I believe that only by experiencing the transcendent in our lives, submitting ourselves to this new consciousness and spirituality that is all around us, infusing our lives with spirit, will we achieve a personal level of real health, wholeness and well-being never before seen in the history of scientific clinical medicine. Not only that, but I think the social significance of some of these changes could be immense. This fractured world would be healed in so many ways, with increased potential for us all to enjoy a life of well-being, global justice, love and peace. The cost savings could also be significant, relieving the healthcare profession from its present almost unbelievable financial burden. Indeed medicine could be leading the way for us all in this spiritual journey if we only had the will.

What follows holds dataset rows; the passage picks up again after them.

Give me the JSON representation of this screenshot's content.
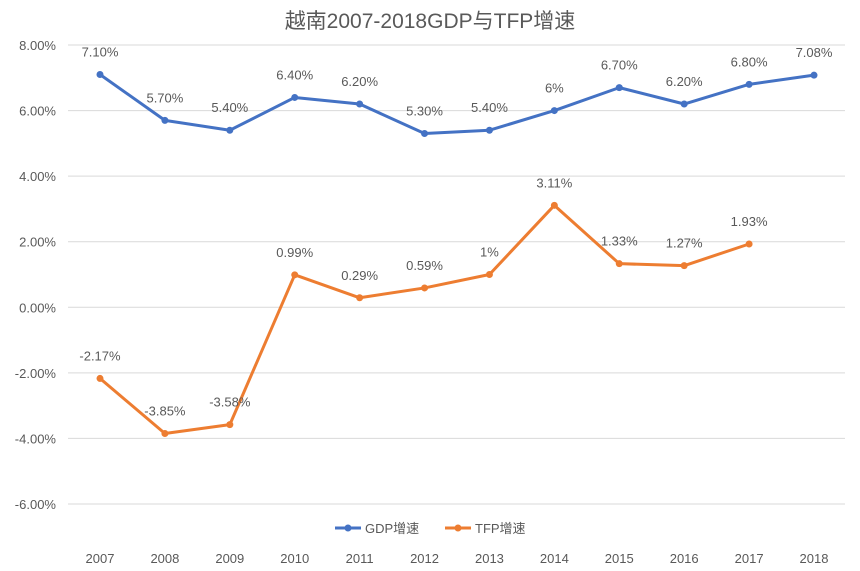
{
  "chart_data": {
    "type": "line",
    "title": "越南2007-2018GDP与TFP增速",
    "xlabel": "",
    "ylabel": "",
    "categories": [
      "2007",
      "2008",
      "2009",
      "2010",
      "2011",
      "2012",
      "2013",
      "2014",
      "2015",
      "2016",
      "2017",
      "2018"
    ],
    "ylim": [
      -6,
      8
    ],
    "yticks": [
      "8.00%",
      "6.00%",
      "4.00%",
      "2.00%",
      "0.00%",
      "-2.00%",
      "-4.00%",
      "-6.00%"
    ],
    "ytick_values": [
      8,
      6,
      4,
      2,
      0,
      -2,
      -4,
      -6
    ],
    "grid": true,
    "legend": "bottom",
    "series": [
      {
        "name": "GDP增速",
        "color": "#4472C4",
        "values": [
          7.1,
          5.7,
          5.4,
          6.4,
          6.2,
          5.3,
          5.4,
          6.0,
          6.7,
          6.2,
          6.8,
          7.08
        ],
        "labels": [
          "7.10%",
          "5.70%",
          "5.40%",
          "6.40%",
          "6.20%",
          "5.30%",
          "5.40%",
          "6%",
          "6.70%",
          "6.20%",
          "6.80%",
          "7.08%"
        ]
      },
      {
        "name": "TFP增速",
        "color": "#ED7D31",
        "values": [
          -2.17,
          -3.85,
          -3.58,
          0.99,
          0.29,
          0.59,
          1.0,
          3.11,
          1.33,
          1.27,
          1.93,
          null
        ],
        "labels": [
          "-2.17%",
          "-3.85%",
          "-3.58%",
          "0.99%",
          "0.29%",
          "0.59%",
          "1%",
          "3.11%",
          "1.33%",
          "1.27%",
          "1.93%",
          null
        ]
      }
    ]
  }
}
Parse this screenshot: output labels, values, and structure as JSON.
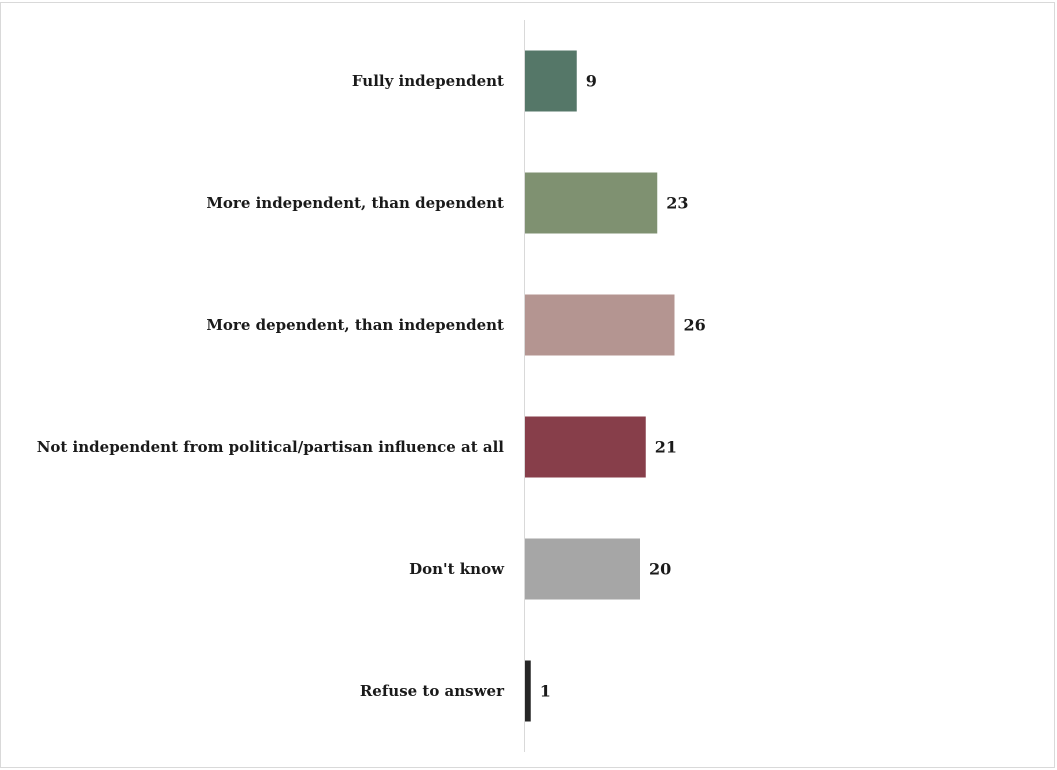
{
  "chart_data": {
    "type": "bar",
    "orientation": "horizontal",
    "title": "",
    "xlabel": "",
    "ylabel": "",
    "categories": [
      "Fully independent",
      "More independent, than dependent",
      "More dependent, than independent",
      "Not independent from political/partisan influence at all",
      "Don't know",
      "Refuse to answer"
    ],
    "values": [
      9,
      23,
      26,
      21,
      20,
      1
    ],
    "colors": [
      "#557768",
      "#7f9171",
      "#b49591",
      "#873e4a",
      "#a6a6a6",
      "#262626"
    ],
    "data_labels": [
      "9",
      "23",
      "26",
      "21",
      "20",
      "1"
    ],
    "xlim": [
      0,
      26
    ],
    "grid": false,
    "legend": "none"
  }
}
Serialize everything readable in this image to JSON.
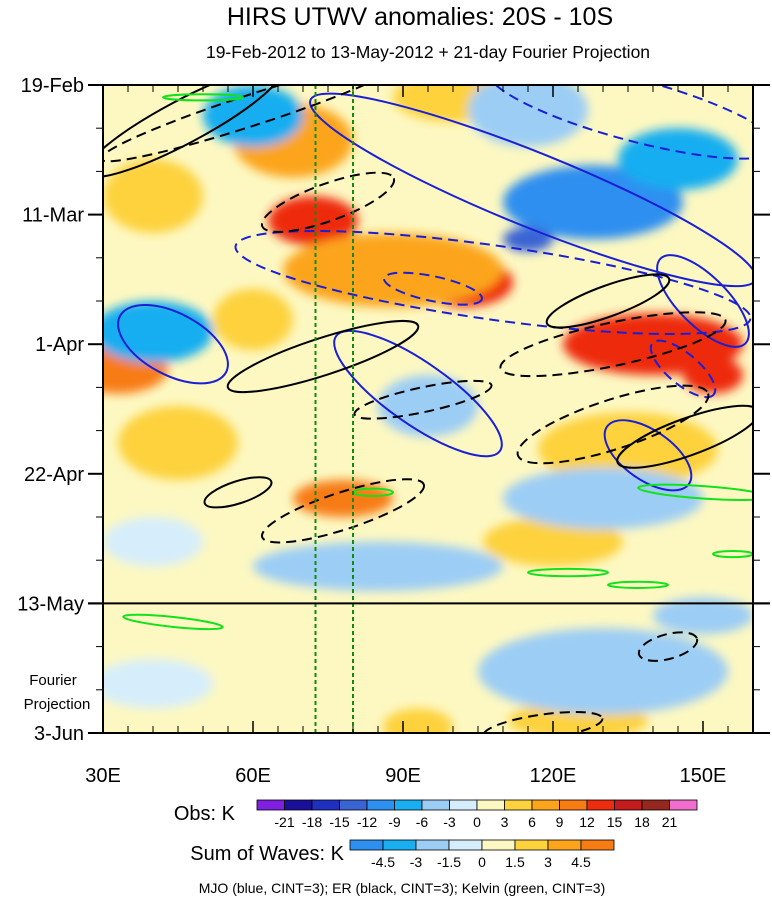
{
  "chart_data": {
    "type": "heatmap",
    "title": "HIRS UTWV anomalies: 20S - 10S",
    "subtitle": "19-Feb-2012 to 13-May-2012 + 21-day Fourier Projection",
    "x_axis": {
      "range": [
        30,
        160
      ],
      "ticks": [
        30,
        60,
        90,
        120,
        150
      ],
      "tick_labels": [
        "30E",
        "60E",
        "90E",
        "120E",
        "150E"
      ]
    },
    "y_axis": {
      "range_days": [
        0,
        105
      ],
      "ticks": [
        0,
        21,
        42,
        63,
        84,
        105
      ],
      "tick_labels": [
        "19-Feb",
        "11-Mar",
        "1-Apr",
        "22-Apr",
        "13-May",
        "3-Jun"
      ],
      "direction": "time increases downward"
    },
    "projection_start_day": 84,
    "projection_label": [
      "Fourier",
      "Projection"
    ],
    "reference_lines_lon": [
      72.5,
      80
    ],
    "obs_colorbar": {
      "label": "Obs: K",
      "levels": [
        -21,
        -18,
        -15,
        -12,
        -9,
        -6,
        -3,
        0,
        3,
        6,
        9,
        12,
        15,
        18,
        21
      ],
      "level_labels": [
        "-21",
        "-18",
        "-15",
        "-12",
        "-9",
        "-6",
        "-3",
        "0",
        "3",
        "6",
        "9",
        "12",
        "15",
        "18",
        "21"
      ],
      "colors": [
        "#7f1fe0",
        "#1a0f99",
        "#1f2fbf",
        "#3a64d4",
        "#2d8ff0",
        "#19aef0",
        "#9ccdf5",
        "#d6eefb",
        "#fdf8c2",
        "#fdd23c",
        "#fca51c",
        "#f87c14",
        "#ee2c0f",
        "#c41c1c",
        "#96271f",
        "#f26ecc"
      ]
    },
    "waves_colorbar": {
      "label": "Sum of Waves: K",
      "levels": [
        -4.5,
        -3,
        -1.5,
        0,
        1.5,
        3,
        4.5
      ],
      "level_labels": [
        "-4.5",
        "-3",
        "-1.5",
        "0",
        "1.5",
        "3",
        "4.5"
      ],
      "colors": [
        "#2d8ff0",
        "#19aef0",
        "#9ccdf5",
        "#d6eefb",
        "#fdf8c2",
        "#fdd23c",
        "#fca51c",
        "#f87c14"
      ]
    },
    "contour_legend": "MJO (blue, CINT=3); ER (black, CINT=3); Kelvin (green, CINT=3)",
    "anomaly_blobs": [
      {
        "lon": 68,
        "day": 9,
        "rlon": 12,
        "rday": 6,
        "value": 6
      },
      {
        "lon": 72,
        "day": 22,
        "rlon": 9,
        "rday": 4,
        "value": 12
      },
      {
        "lon": 102,
        "day": 32,
        "rlon": 10,
        "rday": 4,
        "value": 14
      },
      {
        "lon": 88,
        "day": 30,
        "rlon": 22,
        "rday": 6,
        "value": 6
      },
      {
        "lon": 140,
        "day": 42,
        "rlon": 18,
        "rday": 5,
        "value": 12
      },
      {
        "lon": 152,
        "day": 47,
        "rlon": 6,
        "rday": 3,
        "value": 14
      },
      {
        "lon": 33,
        "day": 46,
        "rlon": 10,
        "rday": 4,
        "value": 9
      },
      {
        "lon": 60,
        "day": 38,
        "rlon": 8,
        "rday": 5,
        "value": 5
      },
      {
        "lon": 78,
        "day": 67,
        "rlon": 10,
        "rday": 3,
        "value": 10
      },
      {
        "lon": 45,
        "day": 58,
        "rlon": 12,
        "rday": 6,
        "value": 4
      },
      {
        "lon": 100,
        "day": 2,
        "rlon": 12,
        "rday": 4,
        "value": 5
      },
      {
        "lon": 40,
        "day": 18,
        "rlon": 10,
        "rday": 6,
        "value": 4
      },
      {
        "lon": 135,
        "day": 59,
        "rlon": 18,
        "rday": 6,
        "value": 4
      },
      {
        "lon": 120,
        "day": 74,
        "rlon": 14,
        "rday": 4,
        "value": 4
      },
      {
        "lon": 93,
        "day": 104,
        "rlon": 7,
        "rday": 3,
        "value": 1.7
      },
      {
        "lon": 125,
        "day": 103,
        "rlon": 14,
        "rday": 3,
        "value": 2.2
      },
      {
        "lon": 70,
        "day": 95,
        "rlon": 20,
        "rday": 4,
        "value": 0.8
      },
      {
        "lon": 115,
        "day": 4,
        "rlon": 12,
        "rday": 6,
        "value": -6
      },
      {
        "lon": 128,
        "day": 19,
        "rlon": 18,
        "rday": 6,
        "value": -10
      },
      {
        "lon": 115,
        "day": 25,
        "rlon": 5,
        "rday": 2,
        "value": -14
      },
      {
        "lon": 145,
        "day": 12,
        "rlon": 12,
        "rday": 5,
        "value": -8
      },
      {
        "lon": 40,
        "day": 40,
        "rlon": 12,
        "rday": 5,
        "value": -8
      },
      {
        "lon": 95,
        "day": 52,
        "rlon": 10,
        "rday": 5,
        "value": -6
      },
      {
        "lon": 60,
        "day": 5,
        "rlon": 10,
        "rday": 5,
        "value": -8
      },
      {
        "lon": 130,
        "day": 67,
        "rlon": 20,
        "rday": 5,
        "value": -4
      },
      {
        "lon": 85,
        "day": 78,
        "rlon": 25,
        "rday": 4,
        "value": -4
      },
      {
        "lon": 40,
        "day": 74,
        "rlon": 10,
        "rday": 4,
        "value": -3
      },
      {
        "lon": 130,
        "day": 95,
        "rlon": 25,
        "rday": 7,
        "value": -2
      },
      {
        "lon": 40,
        "day": 97,
        "rlon": 12,
        "rday": 4,
        "value": -1.2
      },
      {
        "lon": 150,
        "day": 86,
        "rlon": 10,
        "rday": 3,
        "value": -2.5
      }
    ],
    "contours": [
      {
        "wave": "MJO",
        "sign": "positive",
        "lon": 116,
        "day": 17,
        "rlon": 48,
        "rday": 6,
        "angle": 22
      },
      {
        "wave": "MJO",
        "sign": "positive",
        "lon": 44,
        "day": 42,
        "rlon": 12,
        "rday": 5,
        "angle": 28
      },
      {
        "wave": "MJO",
        "sign": "positive",
        "lon": 93,
        "day": 50,
        "rlon": 20,
        "rday": 5,
        "angle": 35
      },
      {
        "wave": "MJO",
        "sign": "positive",
        "lon": 150,
        "day": 35,
        "rlon": 12,
        "rday": 4,
        "angle": 45
      },
      {
        "wave": "MJO",
        "sign": "positive",
        "lon": 139,
        "day": 60,
        "rlon": 10,
        "rday": 4,
        "angle": 35
      },
      {
        "wave": "MJO",
        "sign": "negative",
        "lon": 108,
        "day": 32,
        "rlon": 52,
        "rday": 6,
        "angle": 8
      },
      {
        "wave": "MJO",
        "sign": "negative",
        "lon": 136,
        "day": 4,
        "rlon": 30,
        "rday": 5,
        "angle": 15
      },
      {
        "wave": "MJO",
        "sign": "negative",
        "lon": 96,
        "day": 33,
        "rlon": 10,
        "rday": 2,
        "angle": 12
      },
      {
        "wave": "MJO",
        "sign": "negative",
        "lon": 146,
        "day": 46,
        "rlon": 8,
        "rday": 2.5,
        "angle": 40
      },
      {
        "wave": "ER",
        "sign": "positive",
        "lon": 46,
        "day": 6,
        "rlon": 22,
        "rday": 3.5,
        "angle": -28
      },
      {
        "wave": "ER",
        "sign": "positive",
        "lon": 74,
        "day": 44,
        "rlon": 20,
        "rday": 3,
        "angle": -18
      },
      {
        "wave": "ER",
        "sign": "positive",
        "lon": 131,
        "day": 35,
        "rlon": 13,
        "rday": 2.5,
        "angle": -20
      },
      {
        "wave": "ER",
        "sign": "positive",
        "lon": 147,
        "day": 57,
        "rlon": 15,
        "rday": 3,
        "angle": -20
      },
      {
        "wave": "ER",
        "sign": "positive",
        "lon": 57,
        "day": 66,
        "rlon": 7,
        "rday": 1.8,
        "angle": -18
      },
      {
        "wave": "ER",
        "sign": "negative",
        "lon": 60,
        "day": 4,
        "rlon": 32,
        "rday": 2.5,
        "angle": -18
      },
      {
        "wave": "ER",
        "sign": "negative",
        "lon": 75,
        "day": 19,
        "rlon": 14,
        "rday": 3,
        "angle": -20
      },
      {
        "wave": "ER",
        "sign": "negative",
        "lon": 132,
        "day": 42,
        "rlon": 23,
        "rday": 3.5,
        "angle": -12
      },
      {
        "wave": "ER",
        "sign": "negative",
        "lon": 94,
        "day": 51,
        "rlon": 14,
        "rday": 2,
        "angle": -12
      },
      {
        "wave": "ER",
        "sign": "negative",
        "lon": 78,
        "day": 69,
        "rlon": 17,
        "rday": 3,
        "angle": -18
      },
      {
        "wave": "ER",
        "sign": "negative",
        "lon": 132,
        "day": 55,
        "rlon": 20,
        "rday": 4,
        "angle": -18
      },
      {
        "wave": "ER",
        "sign": "negative",
        "lon": 143,
        "day": 91,
        "rlon": 6,
        "rday": 2,
        "angle": -15
      },
      {
        "wave": "ER",
        "sign": "negative",
        "lon": 118,
        "day": 104,
        "rlon": 12,
        "rday": 2,
        "angle": -8
      },
      {
        "wave": "Kelvin",
        "sign": "positive",
        "lon": 150,
        "day": 66,
        "rlon": 13,
        "rday": 1,
        "angle": 4
      },
      {
        "wave": "Kelvin",
        "sign": "positive",
        "lon": 50,
        "day": 2,
        "rlon": 8,
        "rday": 0.5,
        "angle": 0
      },
      {
        "wave": "Kelvin",
        "sign": "positive",
        "lon": 44,
        "day": 87,
        "rlon": 10,
        "rday": 0.8,
        "angle": 6
      },
      {
        "wave": "Kelvin",
        "sign": "positive",
        "lon": 123,
        "day": 79,
        "rlon": 8,
        "rday": 0.6,
        "angle": 0
      },
      {
        "wave": "Kelvin",
        "sign": "positive",
        "lon": 84,
        "day": 66,
        "rlon": 4,
        "rday": 0.6,
        "angle": 0
      },
      {
        "wave": "Kelvin",
        "sign": "positive",
        "lon": 156,
        "day": 76,
        "rlon": 4,
        "rday": 0.5,
        "angle": 0
      },
      {
        "wave": "Kelvin",
        "sign": "positive",
        "lon": 137,
        "day": 81,
        "rlon": 6,
        "rday": 0.5,
        "angle": 0
      }
    ]
  }
}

‘To be a good doctor you have to be a compassionate chameleon, a shape shifter, a shaman.’ So wrote Cecil Helman, family doctor, medical anthropologist, poet, traveler and observer of health systems worldwide, in his book Suburban Shaman (2). From fascinating anecdotes of consultations with traditional South African shamans or Sangomas to the curative trance dances in the Brazilian favelas, he reflected on how western Doctors can learn much from the folk wisdom and shrewd knowledge of human nature as demonstrated by these indigenous Wounded Healers. In the midst of the poverty, illiteracy and appalling living conditions of the shanty - towns of Southern Brazil, a Brazilian doctor, Carlos Grossman, has developed an innovative Community Health Program. The ‘social doctors’ who work in such areas not only provide the primary health care for their patients but also devote as much as half of their time to community development, to health education, to campaigning for improved conditions and generally engaging with the underlying social conditions of those patients in their care. This, says Helman, is ‘real’ medicine. The shantytown conditions of Brazil or the indigenous medicine man may seem far removed both culturally and geographically from our own Western experience. But the healing methods of indigenous tribes are found in the culture of the Native Americans, in the Ayurveda of native Indian, in Chinese Oriental medicine and in many other cultures worldwide. These traditions go back thousands of years. I would suggest that the importance of the personal, subjective and social elements of patient care are no less relevant in mainstream healthcare provision in the USA or the UK than they are in the favelas of Brazil.

The World Health Organization (WHO) first recognized the value of these traditional shamanic healers as long ago as 1978, as being especially relevant in areas where there were few conventional doctors. The shamans, the WHO said, should be allies of conventional healthcare, not opponents, as they had the holistic advantage of ‘viewing man in his totality within a wide ecological spectrum, and of emphasizing …that ill health or disease is brought about by an imbalance…of man in his total ecological system…’ (3) The shaman could work cooperatively alongside conventional physicians in helping to combat AIDs, to promote family planning, child health and mental illness for example, as ‘social workers.’ Unfortunately the genuine holistic healing skills of the true indigenous shaman are too often today confused with the fads and abuses introduced by some of those unscrupulous ‘medicine men’ and ‘faith healers’ in our twenty first century culture, who are driven more by monetary gain than by any altruistic motive. This insults true shamanism and its origins.

References:

1. From Larry Dossey front cover endorsement of Shealy, Norman and Dawson Church, Soul Medicine: Awakening your Inner Blueprint for Abundant Health and Energy, Santa Rosa, CA: Energy Psychology Press, 2008.

2. Cecil Helman, Suburban Shaman: Tales from Medicine’s Frontline, London: Hammersmith Press, 2006, p. 77

3. World Health Organization, The Promotion and Development of Traditional Medicine (WHO Technical Report Series 622) (Geneva: WHO 1978), cited in Cecil Helman, 2006, p.163.